Description of problem: We have three Percona servers running in master/master mode. There's a floating VIP in front. This percona_vip is managed by pacemaker & corosync for HA purpose, using RA "IPaddr2", provider "heartbeat", and standard "ocf". How to let this RA to run user defined monitor script? There is a parameter `monitor_script` in monitor operation existing in derived/old version of IPaddr2 script, which let use define the path of monitor script. However, it doesn't work well with the setting of `start-delay` parameter. In our tests, the monitor script was executed right after the resource was restarted even if we set `start-delay` of monitor operation to 400 seconds.
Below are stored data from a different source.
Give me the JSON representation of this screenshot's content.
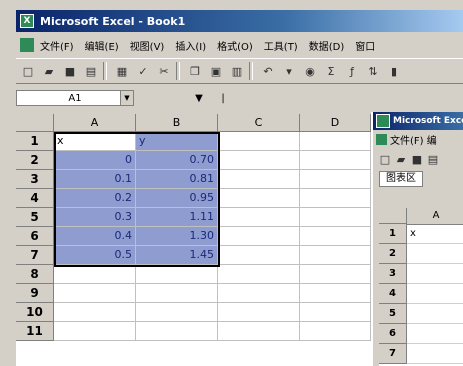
{
  "window": {
    "title": "Microsoft Excel - Book1",
    "icon": "excel-icon"
  },
  "menu": [
    "文件(F)",
    "编辑(E)",
    "视图(V)",
    "插入(I)",
    "格式(O)",
    "工具(T)",
    "数据(D)",
    "窗口"
  ],
  "toolbar_icons": [
    "new-icon",
    "open-icon",
    "save-icon",
    "print-icon",
    "preview-icon",
    "spelling-icon",
    "cut-icon",
    "copy-icon",
    "paste-icon",
    "undo-icon",
    "sort-icon",
    "font-icon",
    "bold-icon"
  ],
  "formula_bar": {
    "name_box": "A1",
    "value": ""
  },
  "columns": [
    "A",
    "B",
    "C",
    "D"
  ],
  "rows": [
    {
      "n": "1",
      "a": "x",
      "b": "y"
    },
    {
      "n": "2",
      "a": "0",
      "b": "0.70"
    },
    {
      "n": "3",
      "a": "0.1",
      "b": "0.81"
    },
    {
      "n": "4",
      "a": "0.2",
      "b": "0.95"
    },
    {
      "n": "5",
      "a": "0.3",
      "b": "1.11"
    },
    {
      "n": "6",
      "a": "0.4",
      "b": "1.30"
    },
    {
      "n": "7",
      "a": "0.5",
      "b": "1.45"
    },
    {
      "n": "8",
      "a": "",
      "b": ""
    },
    {
      "n": "9",
      "a": "",
      "b": ""
    },
    {
      "n": "10",
      "a": "",
      "b": ""
    },
    {
      "n": "11",
      "a": "",
      "b": ""
    }
  ],
  "second_window": {
    "title": "Microsoft Excel",
    "menu": "文件(F) 编",
    "name_box": "图表区",
    "column": "A",
    "rows": [
      {
        "n": "1",
        "v": "x"
      },
      {
        "n": "2",
        "v": ""
      },
      {
        "n": "3",
        "v": ""
      },
      {
        "n": "4",
        "v": ""
      },
      {
        "n": "5",
        "v": ""
      },
      {
        "n": "6",
        "v": ""
      },
      {
        "n": "7",
        "v": ""
      }
    ]
  }
}
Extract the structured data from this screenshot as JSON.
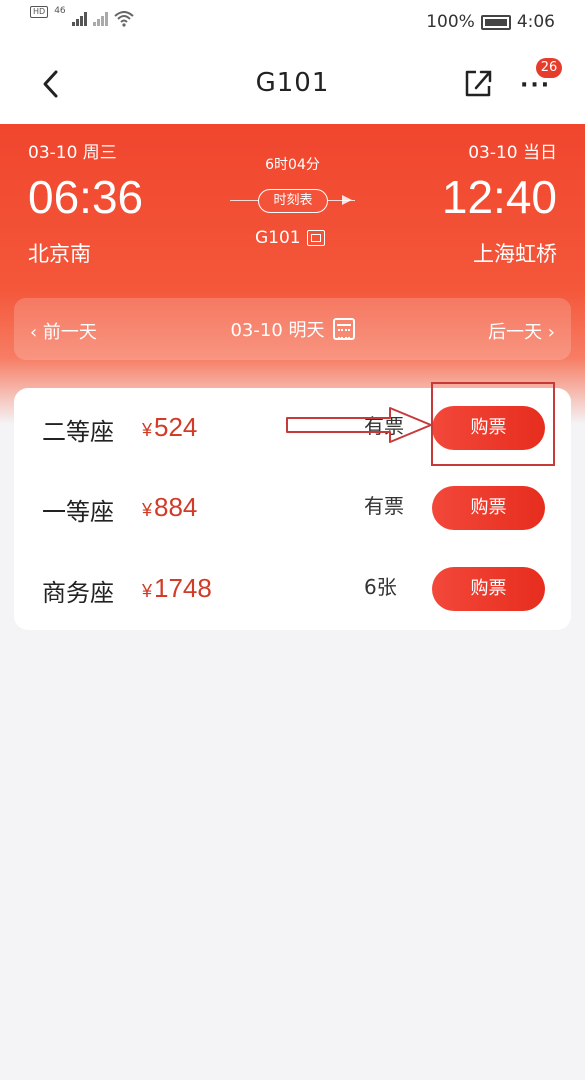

Version-Release number of selected component (if applicable): pacemaker-libs-1.1.13-10.el7_2.4.x86_64 pacemaker-cluster-libs-1.1.13-10.el7_2.4.x86_64 pacemaker-cli-1.1.13-10.el7_2.4.x86_64 pacemaker-1.1.13-10.el7_2.4.x86_64 How reproducible: easy to reproduce Steps to Reproduce: 1. 2. 3. Actual results: Expected results: Additional info:
I'm not sure there's a way currently to do what you want. The monitor_scripts parameter, as far as I know, is only implemented for VirtualDomain resources. While it would be possible to implement something similar in any resource agent, it's probably not the best place to do that sort of thing. Also, most resource agents execute a monitor as part of the start and stop operations. Setting a start-delay in pacemaker won't affect what the resource agent does internally. Pacemaker does offer a generic capability similar to monitor_scripts that can work with any resource agent. I've never used it myself, but here's my understanding: There is a resource meta-attribute "container" that was originally designed for use with nagios checks. Pacemaker supports the "nagios" class of resources (as opposed to "ocf", "systemd", etc.) to execute nagios checks. Nagios checks are essentially just a monitor; pacemaker implements start and stop basically as null operations. When a resource has the "container" meta-attribute, the resource is started, stopped, and monitored normally, but if the monitor fails, the resource specified by "container" is recovered (rather than the resource itself). Also, the resource will be colocated with the container resource and ordered relative to it. The intended use case was to have a resource that creates a virtual guest (such as VirtualDomain or Xen) and a nagios check for a service that runs inside that virtual guest. The nagios check would be configured with "container" set to the guest resource. The cluster would start the guest, then "start" the nagios resource. The nagios check would run as a normal recurring monitor, and if it failed, the guest resource would be recovered. You could potentially use that capability here. You could write either a custom nagios check, or a custom OCF resource, implementing your extended monitor, and set its "container" meta-attribute to the percona_vip resource.
Due to limited development resources and the existing workaround of using the "container" meta-attribute, we will not implement anything new for this. If you have any questions or encounter any problems when trying the "container" approach, let me know.